第17話:オソガルの結婚相手について
稽古後の子どもたちの集会は賑やかだ。そこにいるものを見渡せば大小さまざまな女たちが並んでいる。
下は7歳。上は14歳の少女たち。ソンガンの里において、姉妹同然に過ごしてきている。その中でも最も年長のオソガルの姉が結婚したのだから仕方がない。「次はあたしの番」であると気がはやるのも無理ないことだ。
話題は
ソンガンの里には、花嫁が着ることを許される婚礼衣装がある。
赤の染料によって、染められた絹仕立ての衣装である。赤みが強ければ強いほどよいともされる。鮮やかな色味のそれを纏うのは若さの証だ。鮮やかな赤は、鮮血による返り血を表現する。

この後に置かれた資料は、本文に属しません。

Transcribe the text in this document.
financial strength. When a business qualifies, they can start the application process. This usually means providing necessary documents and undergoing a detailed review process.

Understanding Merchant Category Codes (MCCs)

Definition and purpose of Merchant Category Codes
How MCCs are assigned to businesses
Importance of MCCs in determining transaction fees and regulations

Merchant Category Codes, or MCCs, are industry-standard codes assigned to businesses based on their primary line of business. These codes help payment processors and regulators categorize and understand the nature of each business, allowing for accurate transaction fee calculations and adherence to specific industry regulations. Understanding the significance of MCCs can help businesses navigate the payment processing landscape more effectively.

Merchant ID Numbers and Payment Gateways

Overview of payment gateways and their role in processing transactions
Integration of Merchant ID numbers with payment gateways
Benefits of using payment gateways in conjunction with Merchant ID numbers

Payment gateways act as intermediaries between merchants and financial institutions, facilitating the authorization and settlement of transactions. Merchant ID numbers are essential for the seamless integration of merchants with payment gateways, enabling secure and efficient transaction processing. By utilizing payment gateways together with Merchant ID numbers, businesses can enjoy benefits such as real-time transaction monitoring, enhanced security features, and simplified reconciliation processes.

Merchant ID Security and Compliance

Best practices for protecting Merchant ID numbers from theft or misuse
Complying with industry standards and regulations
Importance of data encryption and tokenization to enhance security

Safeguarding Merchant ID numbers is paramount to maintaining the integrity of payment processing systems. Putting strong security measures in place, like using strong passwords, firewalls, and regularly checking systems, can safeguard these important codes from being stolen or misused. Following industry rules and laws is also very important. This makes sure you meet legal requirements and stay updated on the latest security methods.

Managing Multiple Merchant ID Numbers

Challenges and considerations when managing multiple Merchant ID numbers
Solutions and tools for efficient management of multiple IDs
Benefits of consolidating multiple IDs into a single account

武神ハルドウが地を平定するにあたり、返り血を拭う暇もなく戦いに身を投じていた。
この逸話から、ソンガンの里において赤は大きな意味を持つ。
「やはり、姉さん達は結婚したいと思ったりするの?」
オソガルにとって、実姉は一人である。しかし、ソンガンの里で姉貴分のことはだいたい姉さんと呼ぶのが習慣でもある。
最近、無口なことが多い弟分の突然の発言に、姉さんたちは驚いた様子。しかし、その驚きも一瞬で。じわじわと広がるように、笑みが姉さん達に浮かぶ。妹分は何が面白いのかわかっていないようだ。それがオソガルには多少安心する。
口火を切ったのは、もっとも年嵩の姉貴分だ。
「当たり前じゃない! あんたの姉さんが、婿を取りに旅に出たのは釣り合う男がいなかったからだよ。立派に男を落として、里に戻った姉さんは立派だ! だけどねぇ。あたし達はちょっと別だな」
「別というと?」
オソガルはいつも訊ねることに
「ええぇ。それあたし達に言わせる? やらしい子だぁ。あたし達、女は多いけど。男はあんたしかいないのよ。となれば、あんたはあたし達の誰かと結婚することになるんだ。選ばれなかった女は婿を探しに、旅に出る必要があるんだよ。考えたこと無かったのか?」
「無かった」
姉貴分の説明は明快で、難しい話が苦手なオソガルでも十分に理解できた。
「お気楽なもんね。だけど、まあ。あんたはまだ子どもだし。そんなもんかも。ちなみに訊くけど、あたし達の誰と結婚したい?」
それとなく。本当にただの話題のはしり。として訊ねた風を装う姉貴分。女の子達はオソガルの答えに興味津々である。
これが彼女たちの笑顔の理由だ。